Godin’s focus is a take on McCloud’s thesis that much of the action takes place “between the frames” and how that relates to marketing. I would agree that marketing is the action that takes place between the frames, but i believe Godin glosses over the importance of the frames themselves when he says “It’s the in-between frame stuff that matters. And yet marketers spend 103% of our time on the frames”. The action that takes place between the frames COULD NOT EXIST without the frames themselves, and without the ability to extrapolate what happens between the frames there is no context to what we do. Both elements live in symbiosis with one another, and while we have no control over the “in between” the frames are within our complete control.

The frames allow for a smooth transition of idea, of story, which is precisely why we should focus on them. Design allows us to visually craft that message, so that the consumer can fill in those blanks, so that “marketing can occur”.

An example most of us can relate to is shopping. Imagine an orange juice company who’s juice you have loved since you were a child. To your mind the juice tastes like you are drinking an orange. Almost like you put a straw in the orange itself and could just suck the juice right out of it. Then, one day you go to the store, looking for that orange and your beloved juice and it is nowhere to be seen. Gone. Disappeared from the shelf. Marketing is taking place like Godin says “in between the frames” in your head, right there, right now, in real time. You buy another brand, figuring that your juice is no longer carried by the store, or maybe even worse they went out of business. As you grab the competitor’s carton and walk away you shake your head, wondering what happened. This happened to Tropicana.

In our story marketing is what happened, a customer was lost and a product was forgotten. But the failure was in the frames, in the design. Everything that was recognizable, that was iconic about your orange juice carton changed. The frames did not connect, they did not allow for a smooth transition. Like jumping from the first page of a comic book to the last and never seeing the rest of the book, the story makes no sense.

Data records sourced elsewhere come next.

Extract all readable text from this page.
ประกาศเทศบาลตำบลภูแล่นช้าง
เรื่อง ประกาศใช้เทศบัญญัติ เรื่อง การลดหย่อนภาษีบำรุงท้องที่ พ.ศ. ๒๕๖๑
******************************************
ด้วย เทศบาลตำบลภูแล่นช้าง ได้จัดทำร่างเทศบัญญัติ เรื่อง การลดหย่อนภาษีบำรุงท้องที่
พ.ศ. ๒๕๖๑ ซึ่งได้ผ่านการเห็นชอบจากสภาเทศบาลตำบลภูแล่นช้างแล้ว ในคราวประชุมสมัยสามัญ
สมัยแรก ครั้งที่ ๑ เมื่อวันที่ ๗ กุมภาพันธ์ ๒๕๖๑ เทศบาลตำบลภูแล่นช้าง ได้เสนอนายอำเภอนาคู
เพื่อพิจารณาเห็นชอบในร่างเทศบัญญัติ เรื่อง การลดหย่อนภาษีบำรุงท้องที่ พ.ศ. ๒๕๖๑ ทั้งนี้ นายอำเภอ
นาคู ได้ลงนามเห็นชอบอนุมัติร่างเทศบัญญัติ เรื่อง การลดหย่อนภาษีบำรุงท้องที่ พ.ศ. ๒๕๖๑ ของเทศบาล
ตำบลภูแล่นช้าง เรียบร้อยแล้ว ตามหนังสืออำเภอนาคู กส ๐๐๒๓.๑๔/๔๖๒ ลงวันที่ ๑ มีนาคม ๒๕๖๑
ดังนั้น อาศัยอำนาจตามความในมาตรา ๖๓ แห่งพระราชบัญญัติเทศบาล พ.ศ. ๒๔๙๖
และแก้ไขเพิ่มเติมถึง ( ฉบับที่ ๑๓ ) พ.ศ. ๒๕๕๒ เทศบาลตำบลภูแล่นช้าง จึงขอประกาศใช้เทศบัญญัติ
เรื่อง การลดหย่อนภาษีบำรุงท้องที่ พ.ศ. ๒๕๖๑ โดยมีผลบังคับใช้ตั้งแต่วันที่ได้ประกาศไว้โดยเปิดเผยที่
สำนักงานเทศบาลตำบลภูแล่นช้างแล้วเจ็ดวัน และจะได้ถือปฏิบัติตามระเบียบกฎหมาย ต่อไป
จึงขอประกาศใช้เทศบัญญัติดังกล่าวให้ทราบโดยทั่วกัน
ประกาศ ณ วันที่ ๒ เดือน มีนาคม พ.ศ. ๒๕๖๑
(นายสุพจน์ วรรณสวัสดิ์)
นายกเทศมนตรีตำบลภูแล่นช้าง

We focus on the frames because that is what we can control. Design’s focus should be making sure that the connection can be made, that the story between the panels can be created. Marketing happens in between the frames, but marketers in conjunction with designers must make sure that the frames CAN be connected. A myriad of metaphors can be used to explain this, but the bottom line is that design crafts the message in a way that the marketing can take place.